4- Na conferência de interessados, realizada no dia 02.02.2009, encontravam-se registados sobre estes imóveis que foram adjudicados à Autora os seguintes ónus:


1. Ap. 31 de 2000/04/10 - Hipoteca a favor do Banco Espírito Santo e Comercial de Lisboa, S.A., pelo montante máximo assegurado de 30.985.101,00 Escudos para garantia de empréstimo;


2. Ap. 7 de 2002/04/10 – Hipoteca a favor do Banco Espírito Santo, S.A., pelo montante máximo assegurado de 88.835,91 Euros para garantia de abertura de crédito das responsabilidades assumidas pela sociedade “"CC, Lda."”;


3. Ap. 38 de 2007/03/08 – Penhora a favor de Banco Espírito Santo, S.A., para garantia da quantia exequenda no montante de 76.208,37 Euros;


4. Ap. 4 de 2008/07/11 - Penhora a favor de Tuttihome – Gestão de Condomínios, Lda., para garantia da quantia exequenda no montante de 3.236,93 Euros;


5. Ap. 38 de 2008/11/06 - Penhora a favor de Banco Espírito Santo, S.A., para garantia da quantia exequenda no montante de 100.859,98 Euros (Doc. 4).


5- Na relação de bens não foram identificadas as dívidas ao Banco Espírito Santo, S.A. e que se encontravam garantidas quer por hipoteca, quer por penhora, registadas sobre as fracções identificadas em 3. (Doc 3).

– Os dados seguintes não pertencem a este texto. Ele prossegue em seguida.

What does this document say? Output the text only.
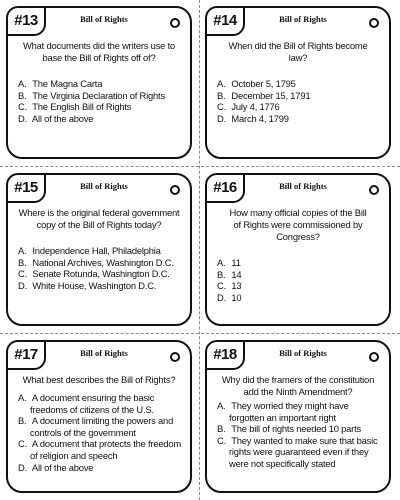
#13	Bill of Rights
What documents did the writers use to base the Bill of Rights off of?
A. The Magna Carta
B. The Virginia Declaration of Rights
C. The English Bill of Rights
D. All of the above
#14	Bill of Rights
When did the Bill of Rights become law?
A. October 5, 1795
B. December 15, 1791
C. July 4, 1776
D. March 4, 1799
#15	Bill of Rights
Where is the original federal government copy of the Bill of Rights today?
A. Independence Hall, Philadelphia
B. National Archives, Washington D.C.
C. Senate Rotunda, Washington D.C.
D. White House, Washington D.C.
#16	Bill of Rights
How many official copies of the Bill of Rights were commissioned by Congress?
A. 11
B. 14
C. 13
D. 10
#17	Bill of Rights
What best describes the Bill of Rights?
A. A document ensuring the basic freedoms of citizens of the U.S.
B. A document limiting the powers and controls of the government
C. A document that protects the freedom of religion and speech
D. All of the above
#18	Bill of Rights
Why did the framers of the constitution add the Ninth Amendment?
A. They worried they might have forgotten an important right
B. The bill of rights needed 10 parts
C. They wanted to make sure that basic rights were guaranteed even if they were not specifically stated
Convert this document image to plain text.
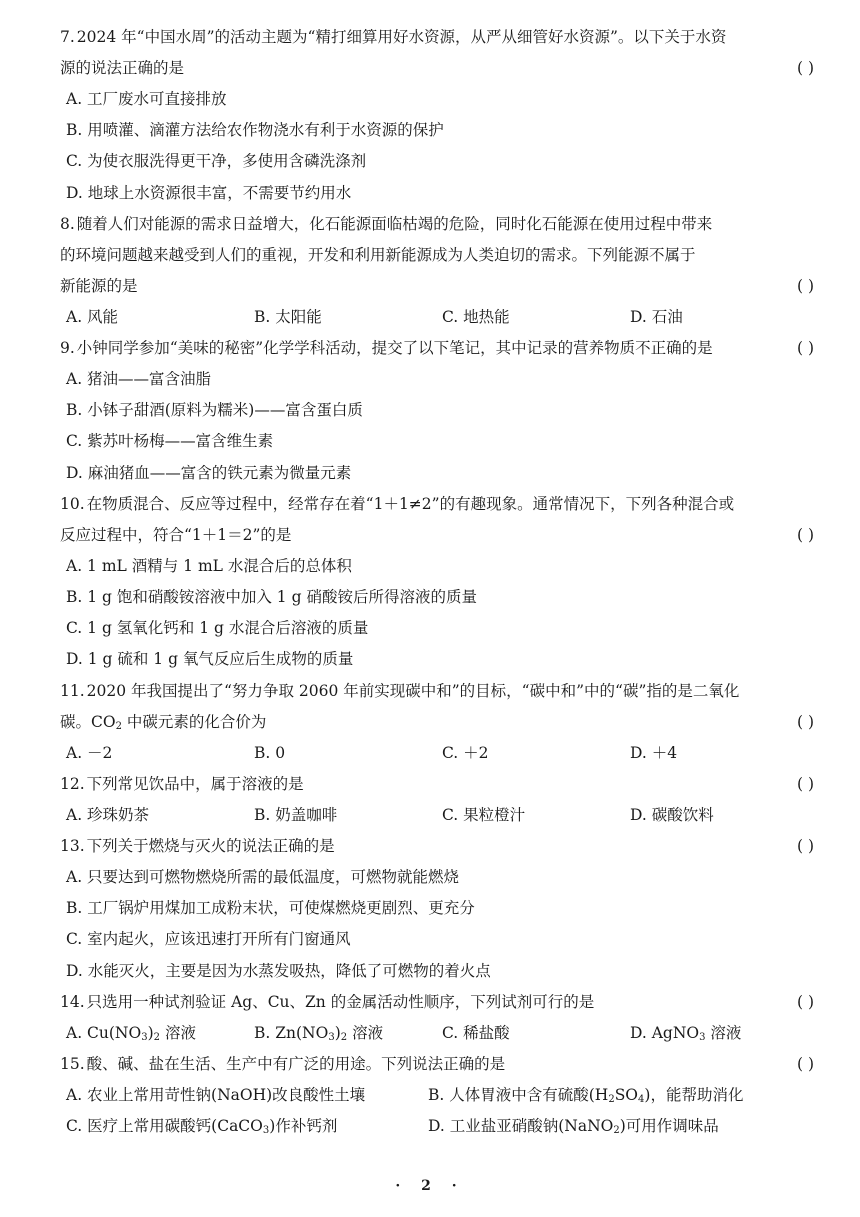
7. 2024 年“中国水周”的活动主题为“精打细算用好水资源，从严从细管好水资源”。以下关于水资
源的说法正确的是	( )
A. 工厂废水可直接排放
B. 用喷灌、滴灌方法给农作物浇水有利于水资源的保护
C. 为使衣服洗得更干净，多使用含磷洗涤剂
D. 地球上水资源很丰富，不需要节约用水
8. 随着人们对能源的需求日益增大，化石能源面临枯竭的危险，同时化石能源在使用过程中带来
的环境问题越来越受到人们的重视，开发和利用新能源成为人类迫切的需求。下列能源不属于
新能源的是	( )
A. 风能	B. 太阳能	C. 地热能	D. 石油
9. 小钟同学参加“美味的秘密”化学学科活动，提交了以下笔记，其中记录的营养物质不正确的是	( )
A. 猪油——富含油脂
B. 小钵子甜酒(原料为糯米)——富含蛋白质
C. 紫苏叶杨梅——富含维生素
D. 麻油猪血——富含的铁元素为微量元素
10. 在物质混合、反应等过程中，经常存在着“1＋1≠2”的有趣现象。通常情况下，下列各种混合或
反应过程中，符合“1＋1＝2”的是	( )
A. 1 mL 酒精与 1 mL 水混合后的总体积
B. 1 g 饱和硝酸铵溶液中加入 1 g 硝酸铵后所得溶液的质量
C. 1 g 氢氧化钙和 1 g 水混合后溶液的质量
D. 1 g 硫和 1 g 氧气反应后生成物的质量
11. 2020 年我国提出了“努力争取 2060 年前实现碳中和”的目标，“碳中和”中的“碳”指的是二氧化
碳。$CO_2$ 中碳元素的化合价为	( )
A. －2	B. 0	C. ＋2	D. ＋4
12. 下列常见饮品中，属于溶液的是	( )
A. 珍珠奶茶	B. 奶盖咖啡	C. 果粒橙汁	D. 碳酸饮料
13. 下列关于燃烧与灭火的说法正确的是	( )
A. 只要达到可燃物燃烧所需的最低温度，可燃物就能燃烧
B. 工厂锅炉用煤加工成粉末状，可使煤燃烧更剧烈、更充分
C. 室内起火，应该迅速打开所有门窗通风
D. 水能灭火，主要是因为水蒸发吸热，降低了可燃物的着火点
14. 只选用一种试剂验证 Ag、Cu、Zn 的金属活动性顺序，下列试剂可行的是	( )
A. $Cu(NO_3)_2$ 溶液	B. $Zn(NO_3)_2$ 溶液	C. 稀盐酸	D. AgNO$_3$ 溶液
15. 酸、碱、盐在生活、生产中有广泛的用途。下列说法正确的是	( )
A. 农业上常用苛性钠(NaOH)改良酸性土壤	B. 人体胃液中含有硫酸$(H_2SO_4)$，能帮助消化
C. 医疗上常用碳酸钙(CaCO$_3$)作补钙剂	D. 工业盐亚硝酸钠(NaNO$_2$)可用作调味品
· 2 ·
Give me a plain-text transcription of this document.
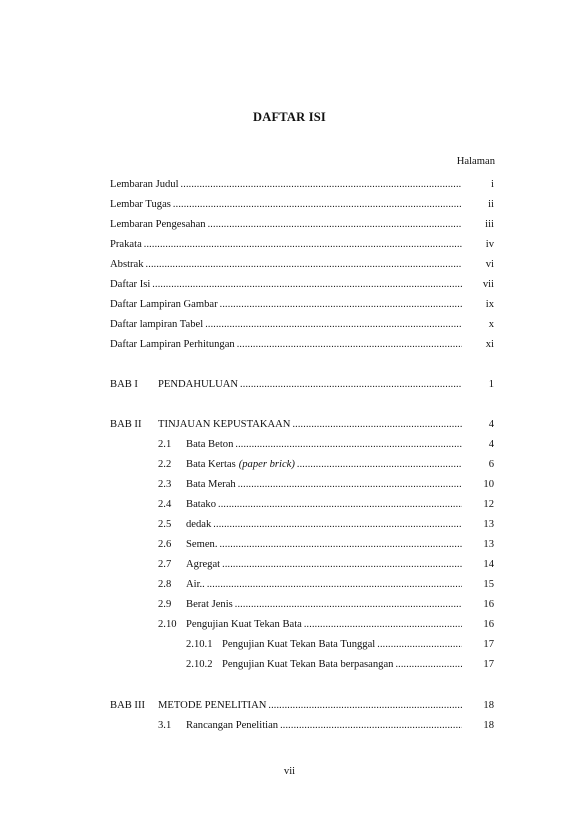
DAFTAR ISI
Halaman
Lembaran Judul .....	i
Lembar Tugas .....	ii
Lembaran Pengesahan .....	iii
Prakata .....	iv
Abstrak .....	vi
Daftar Isi .....	vii
Daftar Lampiran Gambar .....	ix
Daftar lampiran Tabel .....	x
Daftar Lampiran Perhitungan .....	xi
BAB I	PENDAHULUAN .....	1
BAB II	TINJAUAN KEPUSTAKAAN .....	4
2.1	Bata Beton .....	4
2.2	Bata Kertas (paper brick) .....	6
2.3	Bata Merah .....	10
2.4	Batako .....	12
2.5	dedak .....	13
2.6	Semen. .....	13
2.7	Agregat .....	14
2.8	Air.. .....	15
2.9	Berat Jenis .....	16
2.10 Pengujian Kuat Tekan Bata .....	16
2.10.1 Pengujian Kuat Tekan Bata Tunggal .....	17
2.10.2 Pengujian Kuat Tekan Bata berpasangan .....	17
BAB III	METODE PENELITIAN .....	18
3.1	Rancangan Penelitian .....	18
vii
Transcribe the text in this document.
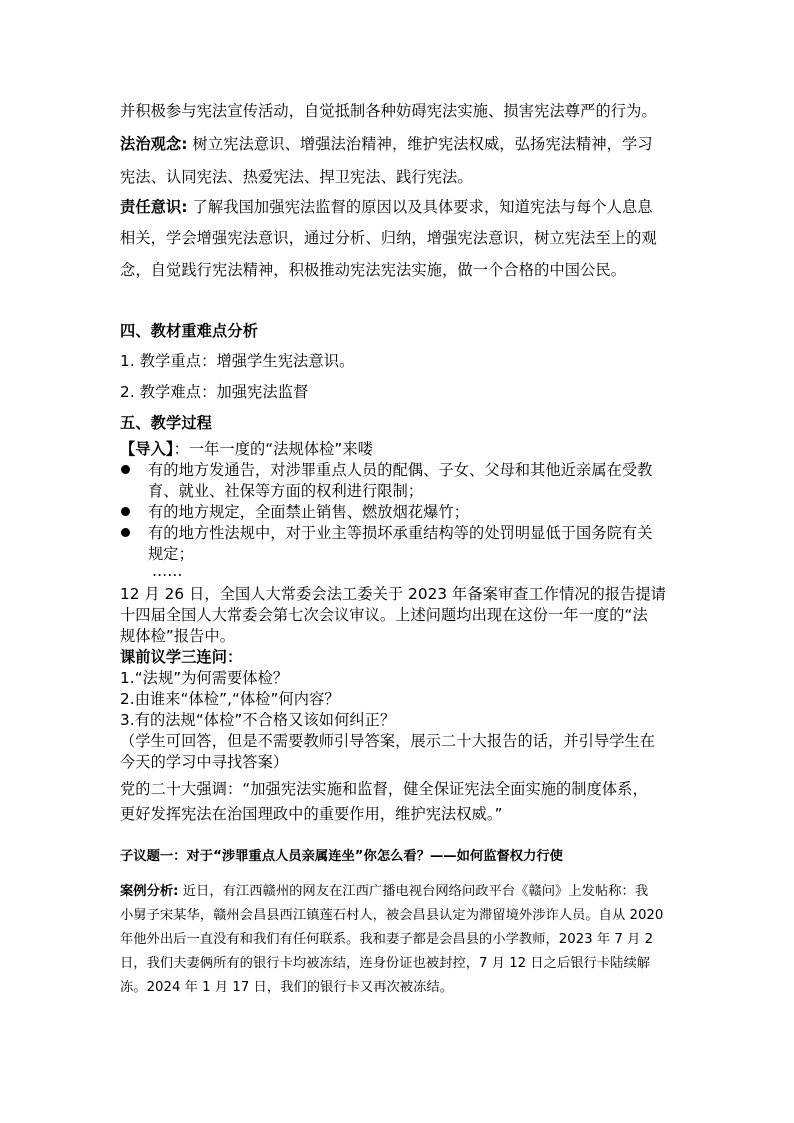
并积极参与宪法宣传活动，自觉抵制各种妨碍宪法实施、损害宪法尊严的行为。
法治观念: 树立宪法意识、增强法治精神，维护宪法权威，弘扬宪法精神，学习
宪法、认同宪法、热爱宪法、捍卫宪法、践行宪法。
责任意识: 了解我国加强宪法监督的原因以及具体要求，知道宪法与每个人息息
相关，学会增强宪法意识，通过分析、归纳，增强宪法意识，树立宪法至上的观
念，自觉践行宪法精神，积极推动宪法宪法实施，做一个合格的中国公民。
四、教材重难点分析
1. 教学重点：增强学生宪法意识。
2. 教学难点：加强宪法监督
五、教学过程
【导入】：一年一度的“法规体检”来喽
有的地方发通告，对涉罪重点人员的配偶、子女、父母和其他近亲属在受教
育、就业、社保等方面的权利进行限制；
有的地方规定，全面禁止销售、燃放烟花爆竹；
有的地方性法规中，对于业主等损坏承重结构等的处罚明显低于国务院有关
规定；
……
12 月 26 日，全国人大常委会法工委关于 2023 年备案审查工作情况的报告提请
十四届全国人大常委会第七次会议审议。上述问题均出现在这份一年一度的“法
规体检”报告中。
课前议学三连问：
1.“法规”为何需要体检？
2.由谁来“体检”,“体检”何内容？
3.有的法规“体检”不合格又该如何纠正？
（学生可回答，但是不需要教师引导答案，展示二十大报告的话，并引导学生在
今天的学习中寻找答案）
党的二十大强调：“加强宪法实施和监督，健全保证宪法全面实施的制度体系，
更好发挥宪法在治国理政中的重要作用，维护宪法权威。”
子议题一：对于“涉罪重点人员亲属连坐”你怎么看？——如何监督权力行使
案例分析: 近日，有江西赣州的网友在江西广播电视台网络问政平台《赣问》上发帖称：我
小舅子宋某华，赣州会昌县西江镇莲石村人，被会昌县认定为滞留境外涉诈人员。自从 2020
年他外出后一直没有和我们有任何联系。我和妻子都是会昌县的小学教师，2023 年 7 月 2
日，我们夫妻俩所有的银行卡均被冻结，连身份证也被封控，7 月 12 日之后银行卡陆续解
冻。2024 年 1 月 17 日，我们的银行卡又再次被冻结。
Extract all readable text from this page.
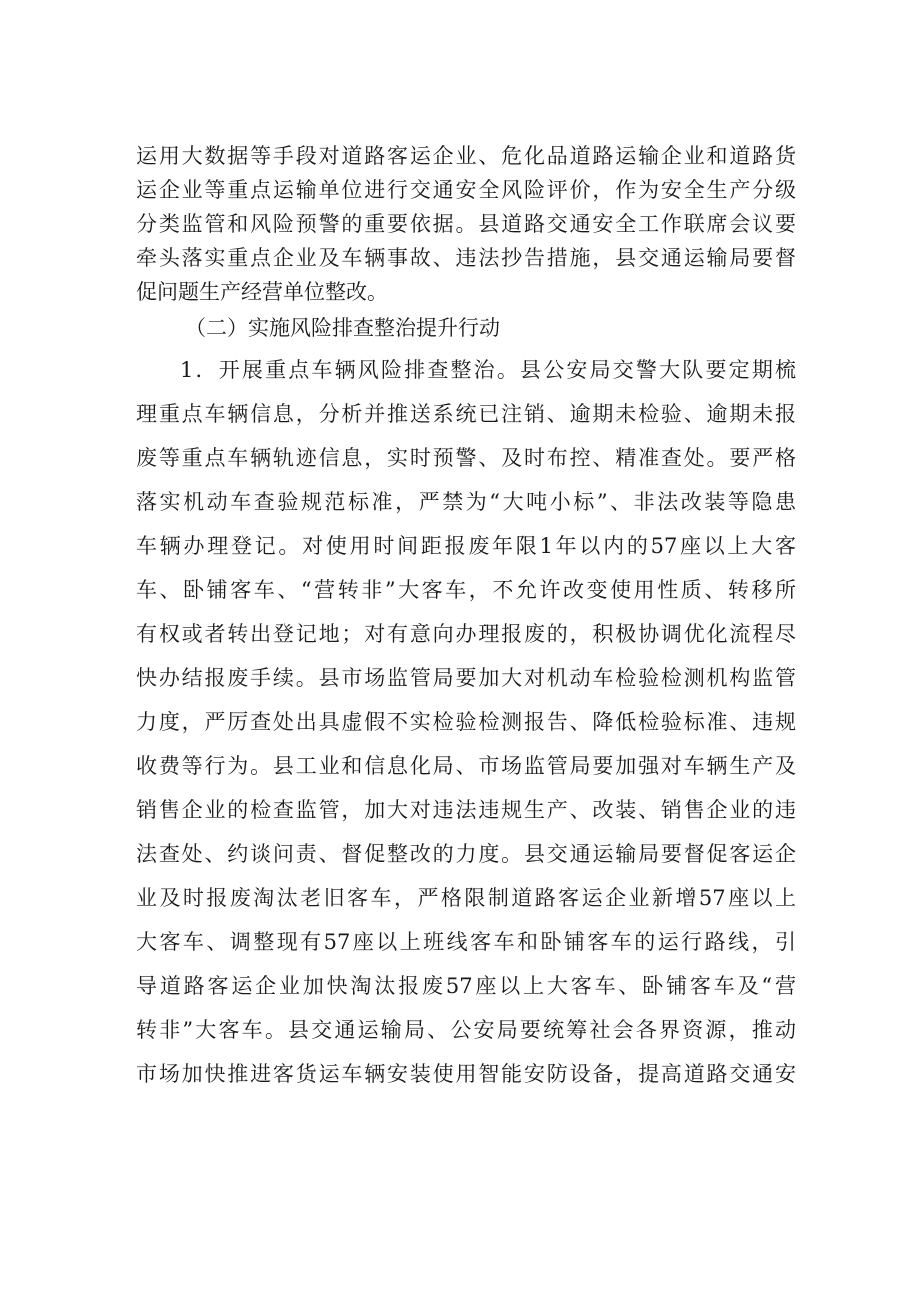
运用大数据等手段对道路客运企业、危化品道路运输企业和道路货
运企业等重点运输单位进行交通安全风险评价，作为安全生产分级
分类监管和风险预警的重要依据。县道路交通安全工作联席会议要
牵头落实重点企业及车辆事故、违法抄告措施，县交通运输局要督
促问题生产经营单位整改。
（二）实施风险排查整治提升行动
1．开展重点车辆风险排查整治。县公安局交警大队要定期梳
理重点车辆信息，分析并推送系统已注销、逾期未检验、逾期未报
废等重点车辆轨迹信息，实时预警、及时布控、精准查处。要严格
落实机动车查验规范标准，严禁为“大吨小标”、非法改装等隐患
车辆办理登记。对使用时间距报废年限1年以内的57座以上大客
车、卧铺客车、“营转非”大客车，不允许改变使用性质、转移所
有权或者转出登记地；对有意向办理报废的，积极协调优化流程尽
快办结报废手续。县市场监管局要加大对机动车检验检测机构监管
力度，严厉查处出具虚假不实检验检测报告、降低检验标准、违规
收费等行为。县工业和信息化局、市场监管局要加强对车辆生产及
销售企业的检查监管，加大对违法违规生产、改装、销售企业的违
法查处、约谈问责、督促整改的力度。县交通运输局要督促客运企
业及时报废淘汰老旧客车，严格限制道路客运企业新增57座以上
大客车、调整现有57座以上班线客车和卧铺客车的运行路线，引
导道路客运企业加快淘汰报废57座以上大客车、卧铺客车及“营
转非”大客车。县交通运输局、公安局要统筹社会各界资源，推动
市场加快推进客货运车辆安装使用智能安防设备，提高道路交通安
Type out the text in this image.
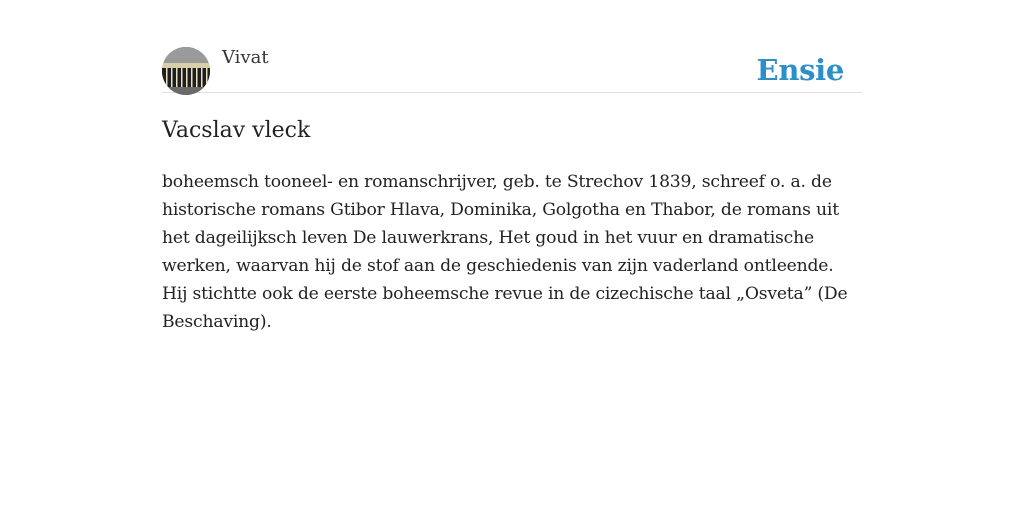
Vivat	Ensie
Vacslav vleck

boheemsch tooneel- en romanschrijver, geb. te Strechov 1839, schreef o. a. de historische romans Gtibor Hlava, Dominika, Golgotha en Thabor, de romans uit het dageilijksch leven De lauwerkrans, Het goud in het vuur en dramatische werken, waarvan hij de stof aan de geschiedenis van zijn vaderland ontleende. Hij stichtte ook de eerste boheemsche revue in de cizechische taal „Osveta” (De Beschaving).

6- Quando se apercebeu desse facto, aquando da venda judicial, a Autora ainda tentou, antes da prolação da sentença homologatória de partilha, anular o acordo alcançado, por forma a que nele fosse tido em consideração os ónus e dívidas que incidiam sobre aquelas frações.


7- Tal requerimento foi indeferido.


8- No processo n.º 916/11.9..., do Juiz 2 do Juízo Central Cível de..., a Autora requereu a condenação do Réu no pagamento da quantia de € 350.000,00 (trezentos e cinquenta mil euros) ou, caso assim não se entendesse, a sua condenação no pagamento da quantia de € 212.816,47 (duzentos e doze mil oitocentos e dezasseis euros e quarenta e sete cêntimos) (Doc. 7).


9- No dia 1 de julho de 2015 foi proferida sentença, transitada em julgado em 22 de setembro de 2015, que absolveu o Réu da instância por ineptidão da petição inicial (Doc. 8).


10- A Autora instaurou ação judicial que correu termos sob o n.º 470/16.5..., no Juiz 1 do Juízo Central Cível de ..., na qual requereu a condenação do Réu no pagamento da quantia de € 350.000,00 (trezentos e cinquenta mil euros) ou, caso assim não se entendesse, a condenação daquele no pagamento da quantia de € 212.816,47 (duzentos e doze mil oitocentos e dezasseis euros e quarenta e sete cêntimos) (Doc. 9).


11- No dia 6 de março de 2017 foi proferida sentença, transitada em julgado em 18 de abril de 2017, que absolveu o Réu do pedido (Doc. 10).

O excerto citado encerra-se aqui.